My sense is that most people don’t really want to deal with any of this, that it’s overwhelming on many levels.

It’s very complicated and it’s the sort of thing other people are supposed to deal with, so it’s nobody’s problem. I’m reading this book right now, and it’s basically the history of Israel, and the author is talking about how all of Israel ignores the building of the nuclear bomb in Israel, and as momentous as this is, and as much as it’s going to call for a reaction from Arab states to have their own nuclear bomb, nobody really wants to know. It’s a very interesting — in some ways, Democratic societies don’t want to be informed about some things, and why would that be? I would say that much of the pain is numbed by monetary policy; that is true of the financial crisis. Had it played itself out in the way it would have, if the Fed didn’t know what it was doing, like in 1929, we would have had so much pain and so much unemployment, that people would have been forced to deal with it. But people don’t want to deal with unpleasantness.
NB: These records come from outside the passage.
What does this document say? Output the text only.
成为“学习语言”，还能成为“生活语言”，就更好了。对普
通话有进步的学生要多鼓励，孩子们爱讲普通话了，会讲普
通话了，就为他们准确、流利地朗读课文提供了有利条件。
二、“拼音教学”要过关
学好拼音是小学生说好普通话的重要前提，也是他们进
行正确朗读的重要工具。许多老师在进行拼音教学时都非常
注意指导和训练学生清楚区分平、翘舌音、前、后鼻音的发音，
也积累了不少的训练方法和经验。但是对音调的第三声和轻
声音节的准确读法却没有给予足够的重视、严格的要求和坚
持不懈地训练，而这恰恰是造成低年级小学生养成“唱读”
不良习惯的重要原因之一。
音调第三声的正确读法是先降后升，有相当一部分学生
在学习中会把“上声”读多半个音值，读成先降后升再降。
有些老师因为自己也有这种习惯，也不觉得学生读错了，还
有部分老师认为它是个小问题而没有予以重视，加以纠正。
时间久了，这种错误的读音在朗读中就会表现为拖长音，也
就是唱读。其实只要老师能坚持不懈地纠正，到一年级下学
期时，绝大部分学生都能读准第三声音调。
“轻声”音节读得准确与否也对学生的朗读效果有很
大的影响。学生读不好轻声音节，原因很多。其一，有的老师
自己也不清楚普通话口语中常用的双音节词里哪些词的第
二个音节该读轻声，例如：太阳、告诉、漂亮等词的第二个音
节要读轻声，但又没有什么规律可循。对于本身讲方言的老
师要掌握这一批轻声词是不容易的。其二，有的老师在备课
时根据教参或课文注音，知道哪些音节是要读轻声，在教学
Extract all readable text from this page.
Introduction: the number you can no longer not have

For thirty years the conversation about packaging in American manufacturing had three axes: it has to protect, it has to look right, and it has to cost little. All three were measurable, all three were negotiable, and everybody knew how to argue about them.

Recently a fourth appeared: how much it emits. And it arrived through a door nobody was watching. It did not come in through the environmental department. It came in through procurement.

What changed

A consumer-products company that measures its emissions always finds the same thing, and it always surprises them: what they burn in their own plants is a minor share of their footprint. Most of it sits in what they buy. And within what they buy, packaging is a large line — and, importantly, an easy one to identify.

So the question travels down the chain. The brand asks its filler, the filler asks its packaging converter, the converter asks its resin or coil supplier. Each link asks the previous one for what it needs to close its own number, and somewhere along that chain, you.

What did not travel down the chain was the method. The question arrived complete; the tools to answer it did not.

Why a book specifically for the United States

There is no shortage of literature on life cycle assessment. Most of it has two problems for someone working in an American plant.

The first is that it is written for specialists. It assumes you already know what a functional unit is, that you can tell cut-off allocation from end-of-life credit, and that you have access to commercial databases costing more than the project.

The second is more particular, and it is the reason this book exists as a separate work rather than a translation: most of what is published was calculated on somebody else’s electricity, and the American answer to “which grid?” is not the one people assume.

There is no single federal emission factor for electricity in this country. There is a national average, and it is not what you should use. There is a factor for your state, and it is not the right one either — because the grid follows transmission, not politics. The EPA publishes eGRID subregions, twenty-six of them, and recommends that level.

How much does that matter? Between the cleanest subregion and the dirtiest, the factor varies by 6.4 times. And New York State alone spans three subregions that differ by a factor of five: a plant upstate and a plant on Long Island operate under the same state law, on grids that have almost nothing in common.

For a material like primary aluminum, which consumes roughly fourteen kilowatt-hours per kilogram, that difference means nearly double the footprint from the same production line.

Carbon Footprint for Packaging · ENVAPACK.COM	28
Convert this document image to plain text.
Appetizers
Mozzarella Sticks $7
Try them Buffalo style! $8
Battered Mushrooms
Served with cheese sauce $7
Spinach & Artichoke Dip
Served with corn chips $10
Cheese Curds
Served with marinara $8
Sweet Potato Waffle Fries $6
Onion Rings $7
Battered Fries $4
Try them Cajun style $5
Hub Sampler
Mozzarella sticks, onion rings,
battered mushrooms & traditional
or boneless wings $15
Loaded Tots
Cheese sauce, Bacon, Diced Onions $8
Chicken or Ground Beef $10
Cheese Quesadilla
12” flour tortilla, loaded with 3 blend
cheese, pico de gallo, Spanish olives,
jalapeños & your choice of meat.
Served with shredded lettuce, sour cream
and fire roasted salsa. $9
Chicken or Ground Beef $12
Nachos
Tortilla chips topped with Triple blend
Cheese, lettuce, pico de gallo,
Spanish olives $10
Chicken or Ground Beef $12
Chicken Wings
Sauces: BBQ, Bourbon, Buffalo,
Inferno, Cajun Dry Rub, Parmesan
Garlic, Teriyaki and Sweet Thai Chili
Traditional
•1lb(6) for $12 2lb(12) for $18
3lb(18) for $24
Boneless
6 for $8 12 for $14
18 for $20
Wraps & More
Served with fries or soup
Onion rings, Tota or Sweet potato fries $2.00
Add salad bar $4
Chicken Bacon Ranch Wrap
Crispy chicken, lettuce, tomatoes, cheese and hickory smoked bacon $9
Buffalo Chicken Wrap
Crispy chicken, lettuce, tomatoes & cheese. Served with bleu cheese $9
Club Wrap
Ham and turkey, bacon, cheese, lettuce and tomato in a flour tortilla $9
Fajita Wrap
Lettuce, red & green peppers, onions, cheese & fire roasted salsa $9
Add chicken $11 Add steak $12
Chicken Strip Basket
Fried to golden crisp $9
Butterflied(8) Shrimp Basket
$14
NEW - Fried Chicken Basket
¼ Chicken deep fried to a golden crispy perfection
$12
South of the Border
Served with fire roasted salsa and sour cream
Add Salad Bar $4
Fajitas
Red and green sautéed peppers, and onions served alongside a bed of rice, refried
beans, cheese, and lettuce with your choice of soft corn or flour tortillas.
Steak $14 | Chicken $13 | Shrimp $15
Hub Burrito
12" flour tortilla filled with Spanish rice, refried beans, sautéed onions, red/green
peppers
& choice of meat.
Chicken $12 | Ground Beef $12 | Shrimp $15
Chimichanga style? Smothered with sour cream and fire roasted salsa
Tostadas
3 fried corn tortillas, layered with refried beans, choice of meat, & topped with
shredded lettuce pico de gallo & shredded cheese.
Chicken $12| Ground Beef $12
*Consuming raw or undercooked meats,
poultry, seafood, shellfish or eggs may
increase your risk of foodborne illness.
Like they don’t want to go to the doctor. They hope it heals itself.

Story of Wall Street. Story of our government. Story of the Church. Story of our lives as Americans in the 21st century. It’s a cultural problem. We are very short-term oriented, as Lewis said. This is why so many of us Christian refuse to recognize the grave crisis in our churches, and to prepare. We think everything is going to come right again if we just sit still and wait.